Belletristik-Couch Rezension vonApr 2019

Hervorragender Lesestoff.

Vera Buck schreibt in ihrem Nachwort: „Wie Mathis konnte ich nicht akzeptieren, dass ihre Existenzen einfach so von den Nazis hatten ausradiert werden können. Dass es nicht einmal Einträge zu Verhaftungen oder Einweisungen gab!“ Im Roman «Das Buch der vergessenen Artisten» lässt Vera Buck nun all diese Menschen wiederaufleben. Zum Beispiel Flora le Dirt, die Riesendame, der Eisenkönig Siegmund Breitbart, der schöne Andrahama, ein Zauberer aus Hagenbecks Völkerschau, die Zwerge, die Kraftfrau Charlotte Rickert und viele mehr. Das Buch erzählt vom Verschwinden der Jahrmarktkünstler Mitte der 30er-Jahre. Künstler, welche mit ihrem Anderssein, ihrer Abweichung von der sogenannten Norm ihr Brot verdienten und die dann plötzlich verschwanden.
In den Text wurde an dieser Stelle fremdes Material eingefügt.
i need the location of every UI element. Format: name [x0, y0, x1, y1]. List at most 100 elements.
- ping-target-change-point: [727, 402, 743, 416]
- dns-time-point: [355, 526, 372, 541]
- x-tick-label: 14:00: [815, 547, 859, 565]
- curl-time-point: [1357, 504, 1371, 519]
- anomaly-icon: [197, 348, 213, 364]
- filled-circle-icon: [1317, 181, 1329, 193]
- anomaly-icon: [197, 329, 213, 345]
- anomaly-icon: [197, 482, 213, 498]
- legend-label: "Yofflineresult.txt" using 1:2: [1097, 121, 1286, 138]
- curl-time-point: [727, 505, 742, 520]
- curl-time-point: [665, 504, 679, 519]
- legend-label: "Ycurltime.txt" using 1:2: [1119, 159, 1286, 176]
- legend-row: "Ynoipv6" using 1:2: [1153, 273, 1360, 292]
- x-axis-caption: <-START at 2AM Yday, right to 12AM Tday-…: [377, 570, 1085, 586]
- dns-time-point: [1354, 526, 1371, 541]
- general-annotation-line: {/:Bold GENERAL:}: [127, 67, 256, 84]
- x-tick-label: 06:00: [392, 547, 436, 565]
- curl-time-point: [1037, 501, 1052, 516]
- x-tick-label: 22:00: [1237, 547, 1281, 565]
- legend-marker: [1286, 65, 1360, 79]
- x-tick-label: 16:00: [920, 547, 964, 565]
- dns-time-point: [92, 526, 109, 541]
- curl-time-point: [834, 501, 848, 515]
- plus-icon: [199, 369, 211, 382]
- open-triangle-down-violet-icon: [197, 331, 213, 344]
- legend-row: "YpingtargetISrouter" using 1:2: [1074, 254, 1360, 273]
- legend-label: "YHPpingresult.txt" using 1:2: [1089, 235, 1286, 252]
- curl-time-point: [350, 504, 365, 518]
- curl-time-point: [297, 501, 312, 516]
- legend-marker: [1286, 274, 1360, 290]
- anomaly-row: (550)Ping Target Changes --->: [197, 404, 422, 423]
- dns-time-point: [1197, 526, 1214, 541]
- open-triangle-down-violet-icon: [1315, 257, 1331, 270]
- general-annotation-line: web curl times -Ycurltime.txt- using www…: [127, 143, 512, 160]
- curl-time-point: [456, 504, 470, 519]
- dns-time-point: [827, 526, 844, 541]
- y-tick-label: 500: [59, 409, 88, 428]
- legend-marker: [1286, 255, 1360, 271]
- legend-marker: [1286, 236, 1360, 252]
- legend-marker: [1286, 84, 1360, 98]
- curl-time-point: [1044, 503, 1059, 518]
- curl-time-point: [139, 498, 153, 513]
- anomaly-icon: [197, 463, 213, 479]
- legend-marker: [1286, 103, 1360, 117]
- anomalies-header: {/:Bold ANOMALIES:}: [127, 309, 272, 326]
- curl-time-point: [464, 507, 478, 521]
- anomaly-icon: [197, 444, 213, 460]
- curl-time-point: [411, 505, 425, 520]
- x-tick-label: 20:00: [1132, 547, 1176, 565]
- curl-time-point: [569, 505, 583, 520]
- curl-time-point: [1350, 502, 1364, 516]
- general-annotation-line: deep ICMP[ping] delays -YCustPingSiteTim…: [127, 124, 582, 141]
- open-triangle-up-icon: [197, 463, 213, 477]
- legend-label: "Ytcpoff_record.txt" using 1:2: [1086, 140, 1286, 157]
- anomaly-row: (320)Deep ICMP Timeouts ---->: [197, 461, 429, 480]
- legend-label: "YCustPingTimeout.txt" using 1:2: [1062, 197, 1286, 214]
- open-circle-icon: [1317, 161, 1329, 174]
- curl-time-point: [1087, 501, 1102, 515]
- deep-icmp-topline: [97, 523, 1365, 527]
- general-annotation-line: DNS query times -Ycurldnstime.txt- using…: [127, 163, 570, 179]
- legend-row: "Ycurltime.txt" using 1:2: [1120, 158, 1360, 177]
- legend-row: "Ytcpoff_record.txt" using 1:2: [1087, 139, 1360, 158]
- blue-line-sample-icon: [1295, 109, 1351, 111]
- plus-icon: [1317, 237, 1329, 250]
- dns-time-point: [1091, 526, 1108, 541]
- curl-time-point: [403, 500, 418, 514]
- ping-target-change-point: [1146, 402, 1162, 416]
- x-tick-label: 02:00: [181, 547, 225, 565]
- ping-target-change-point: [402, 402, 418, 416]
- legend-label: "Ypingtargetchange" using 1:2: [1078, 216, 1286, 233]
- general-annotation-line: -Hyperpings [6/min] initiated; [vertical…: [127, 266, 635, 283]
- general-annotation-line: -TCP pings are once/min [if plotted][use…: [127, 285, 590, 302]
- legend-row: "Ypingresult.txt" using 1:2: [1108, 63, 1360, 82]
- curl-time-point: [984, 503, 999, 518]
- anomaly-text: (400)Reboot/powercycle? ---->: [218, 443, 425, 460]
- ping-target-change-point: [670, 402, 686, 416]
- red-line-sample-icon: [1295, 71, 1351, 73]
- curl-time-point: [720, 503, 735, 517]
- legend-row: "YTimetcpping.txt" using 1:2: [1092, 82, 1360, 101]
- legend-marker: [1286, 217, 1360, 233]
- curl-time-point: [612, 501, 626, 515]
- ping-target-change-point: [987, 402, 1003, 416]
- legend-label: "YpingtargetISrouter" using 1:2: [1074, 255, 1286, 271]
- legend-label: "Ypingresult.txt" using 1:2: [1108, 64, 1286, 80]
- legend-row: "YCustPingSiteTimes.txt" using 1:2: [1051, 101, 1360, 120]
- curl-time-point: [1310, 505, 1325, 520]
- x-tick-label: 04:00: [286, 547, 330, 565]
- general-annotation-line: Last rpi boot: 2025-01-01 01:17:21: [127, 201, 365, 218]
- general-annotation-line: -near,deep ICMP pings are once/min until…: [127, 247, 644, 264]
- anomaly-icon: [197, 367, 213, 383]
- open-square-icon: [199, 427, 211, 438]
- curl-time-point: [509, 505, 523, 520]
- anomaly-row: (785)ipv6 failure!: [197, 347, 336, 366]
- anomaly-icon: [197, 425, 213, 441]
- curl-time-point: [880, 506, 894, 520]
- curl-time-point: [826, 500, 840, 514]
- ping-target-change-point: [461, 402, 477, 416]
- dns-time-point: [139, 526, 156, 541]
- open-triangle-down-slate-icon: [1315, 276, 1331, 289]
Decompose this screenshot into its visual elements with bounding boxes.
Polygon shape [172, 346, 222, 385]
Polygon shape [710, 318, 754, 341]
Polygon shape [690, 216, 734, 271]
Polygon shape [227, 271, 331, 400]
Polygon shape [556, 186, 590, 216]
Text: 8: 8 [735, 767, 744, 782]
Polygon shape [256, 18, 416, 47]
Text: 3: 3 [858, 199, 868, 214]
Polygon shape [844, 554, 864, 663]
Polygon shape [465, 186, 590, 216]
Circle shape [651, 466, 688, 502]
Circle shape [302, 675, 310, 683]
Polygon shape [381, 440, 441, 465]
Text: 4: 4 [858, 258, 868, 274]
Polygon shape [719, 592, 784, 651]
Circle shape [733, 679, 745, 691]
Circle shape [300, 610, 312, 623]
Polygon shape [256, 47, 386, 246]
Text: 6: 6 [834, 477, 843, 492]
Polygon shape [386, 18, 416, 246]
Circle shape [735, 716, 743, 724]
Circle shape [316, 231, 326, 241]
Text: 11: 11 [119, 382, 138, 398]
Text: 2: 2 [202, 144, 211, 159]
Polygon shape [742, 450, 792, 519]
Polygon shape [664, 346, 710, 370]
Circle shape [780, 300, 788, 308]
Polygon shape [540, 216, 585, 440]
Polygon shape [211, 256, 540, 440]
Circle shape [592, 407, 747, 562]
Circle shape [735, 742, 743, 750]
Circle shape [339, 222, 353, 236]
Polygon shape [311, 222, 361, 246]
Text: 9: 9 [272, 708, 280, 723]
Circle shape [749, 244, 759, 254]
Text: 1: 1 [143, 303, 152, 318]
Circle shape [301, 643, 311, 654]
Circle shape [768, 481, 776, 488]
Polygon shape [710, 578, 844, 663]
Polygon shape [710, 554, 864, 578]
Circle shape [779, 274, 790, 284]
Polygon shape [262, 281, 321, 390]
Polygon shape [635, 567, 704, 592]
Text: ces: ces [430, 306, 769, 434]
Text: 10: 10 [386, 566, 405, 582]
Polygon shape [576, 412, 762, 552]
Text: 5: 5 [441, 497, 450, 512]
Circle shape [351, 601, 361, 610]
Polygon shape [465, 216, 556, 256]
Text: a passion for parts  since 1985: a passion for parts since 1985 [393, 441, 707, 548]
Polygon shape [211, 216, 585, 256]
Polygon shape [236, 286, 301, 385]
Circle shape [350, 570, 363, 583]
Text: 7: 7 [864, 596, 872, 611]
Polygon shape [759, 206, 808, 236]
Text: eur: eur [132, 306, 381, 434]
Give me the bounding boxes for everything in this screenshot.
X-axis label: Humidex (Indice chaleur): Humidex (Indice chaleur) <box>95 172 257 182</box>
Langweiler im Jahr 1902: Mathis Bohnsack ist der dreizehnte Sohn eines Bohnenbauern aus dem Dorf Langweiler. Der Namen des Dorfes ist Omen! Wie bereits seine Vorfahren soll auch er, der Tradition verpflichtet, Bohnen anbauen. Doch zwei gewichtige Gründe hindern ihn daran, in die Fussstapfen der Vorfahren zu treten: ein seit Geburt lahmes Bein und eine Bohnenallergie. Sein Vater und seine zwölf Brüder verachten ihn dafür und er wird bei jeder sich bietenden Gelegenheit verprügelt und abgestraft. Einzig die Mutter versucht mit allen ihr zur Verfügung stehenden Mitteln den Jüngsten zu schützen. Leider kann sie der männlichen Übermacht nicht viel entgegenhalten. Und so bezieht Mathis Prügel um Prügel. Wer kann da nicht verstehen, dass er von einem anderen Leben träumt.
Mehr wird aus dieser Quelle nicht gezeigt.